After losing his contract with Can-Am, Bhasin’s business suffered greatly. Bhasin sued both Hrynew and Can-Am, alleging, among other things, that Can-Am breached an implied duty of good faith in their contract. While Bhasin was successful at trial, the decision was overturned by the Alberta Court of Appeal, which found no such duty existed. Bhasin appealed to the Supreme Court of Canada.
The Supreme Court’s analysis
The court reviewed the current state of Canadian law and noted the piecemeal approach that existed in relation to the duty of good faith performance of contracts across different areas of law. In order to fix this inconsistency, Justice Cromwell, writing for a unanimous Supreme Court, wrote:
“In my view, it is time to take two incremental steps in order to make the common law less unsettled and piecemeal, more coherent and more just. The first step is to acknowledge that good faith contractual performance is a general organizing principle of the common law of contract which underpins and informs the various rules in which the common law, in various situations and types of relationships, recognizes obligations of good faith contractual performance. The second is to recognize, as a further manifestation of this organizing principle of good faith, that there is a common law duty which applies to all contracts to act honestly in the performance of contractual obligations.”
In defining the contours of the new general principle of good faith contractual performance, the court explained that in carrying out her own performance of a contract, a contracting party should have appropriate regard to the legitimate contractual interests of its contracting partner. The duty of good faith contractual performance is not a fiduciary duty and does not require that a party put another party’s interests first. It simply requires that a party not undermine another party’s interests in bad faith.

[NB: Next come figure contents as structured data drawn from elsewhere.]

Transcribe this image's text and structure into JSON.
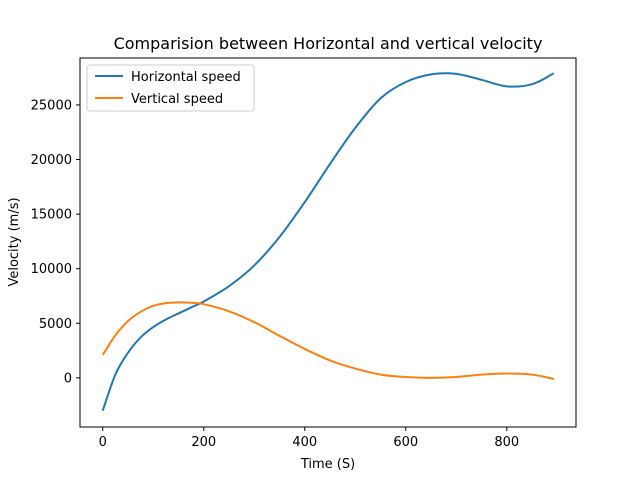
{
  "chart_data": {
    "type": "line",
    "title": "Comparision between Horizontal and vertical velocity",
    "xlabel": "Time (S)",
    "ylabel": "Velocity (m/s)",
    "xlim": [
      -45,
      937
    ],
    "ylim": [
      -4500,
      29300
    ],
    "xticks": [
      0,
      200,
      400,
      600,
      800
    ],
    "yticks": [
      0,
      5000,
      10000,
      15000,
      20000,
      25000
    ],
    "grid": false,
    "legend_position": "upper left",
    "series": [
      {
        "name": "Horizontal speed",
        "color": "#1f77b4",
        "x": [
          0,
          25,
          50,
          75,
          100,
          125,
          150,
          175,
          200,
          250,
          300,
          350,
          400,
          450,
          500,
          550,
          600,
          650,
          700,
          750,
          800,
          850,
          893
        ],
        "y": [
          -3000,
          300,
          2300,
          3700,
          4650,
          5350,
          5900,
          6450,
          7000,
          8400,
          10300,
          12900,
          16100,
          19600,
          22900,
          25600,
          27100,
          27800,
          27850,
          27300,
          26700,
          26900,
          27900
        ]
      },
      {
        "name": "Vertical speed",
        "color": "#ff7f0e",
        "x": [
          0,
          25,
          50,
          75,
          100,
          125,
          150,
          175,
          200,
          250,
          300,
          350,
          400,
          450,
          500,
          550,
          600,
          650,
          700,
          750,
          800,
          850,
          893
        ],
        "y": [
          2100,
          3900,
          5200,
          6050,
          6600,
          6850,
          6920,
          6880,
          6750,
          6100,
          5100,
          3850,
          2650,
          1600,
          850,
          300,
          80,
          0,
          80,
          300,
          400,
          300,
          -100
        ]
      }
    ]
  }
}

Duty of good faith in employment relationship
The concept of an implied contractual duty of good faith is not new in the employment context. In 2008, the Supreme Court recognized an implied term of good faith governing the manner of dismissal and that, in particular, an employer should not engage in conduct that is “unfair or is in bad faith by being, for example, untruthful, misleading or unduly insensitive.” However, this concept did not previously extend beyond the manner of dismissal.

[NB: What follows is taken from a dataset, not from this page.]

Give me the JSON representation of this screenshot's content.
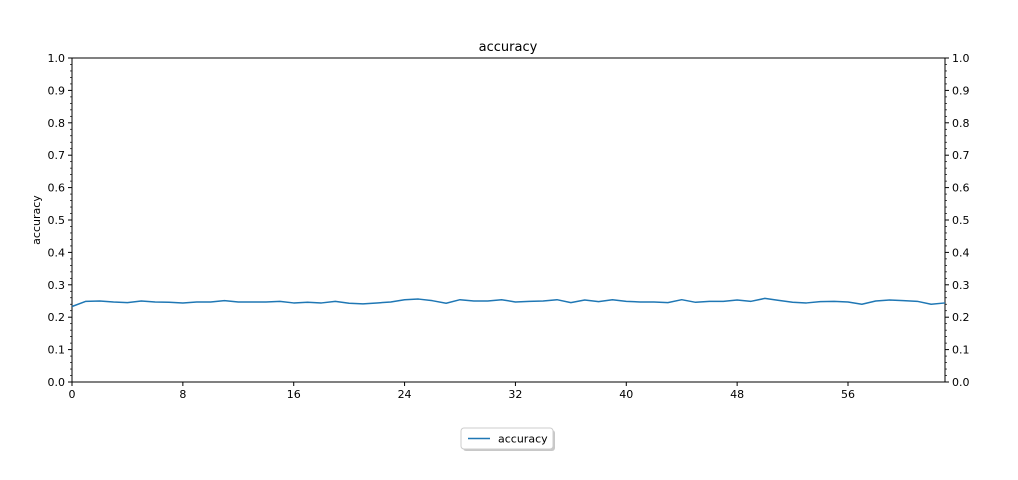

As an extension to the general principle of good faith contractual performance, the court also recognized a duty of honesty in contractual performance. As the court explained, “This simply means that parties must not lie or otherwise knowingly mislead each other about matters directly linked to the performance of the contract. This does not impose a duty of loyalty or of disclosure or require a party to forego advantages flowing from the contract; it is a simple requirement not to lie or mislead the other party about one’s own contractual performance."
The purpose of this duty is to ensure that each party can rely on a minimum standard of honesty from their contracting partner and to allow each party a fair opportunity to protect their interests if the contract does not work out.
In this case, the court held that Can-Am’s conduct, in repeatedly misleading Bhasin, violated the duty of honesty and, as a result, the company was ordered to pay damages.
Takeaways for employers
Expect to see a lot of this decision in pleadings. While the common law already recognized a duty of good faith in relation to the manner of dismissal, this decision appears to open up the duty of good faith to all aspects of the employment relationship, including discipline, salary/bonus payments, promotions, and investigations. This may lead to an increase in damage claims alleging that an employer has acted dishonestly in some aspect of the employment relationship, especially where there is a valid termination clause that would otherwise limit an employee’s entitlement to damages.
Implications beyond the employment relationship. This decision applies to all contractual relationships and provides protection to non-employees, such as independent contractors.
Employees beware. The principle of good faith contractual performance and duty of honesty applies to all parties to a contract, including employees. This decision potentially opens the door for more claims by employers against former employees.
Honesty is the best policy. It has yet to be determined how this decision will be applied by lower courts. In the meantime, all parties to a contract should act honestly and in good faith at all times to best protect themselves from litigation.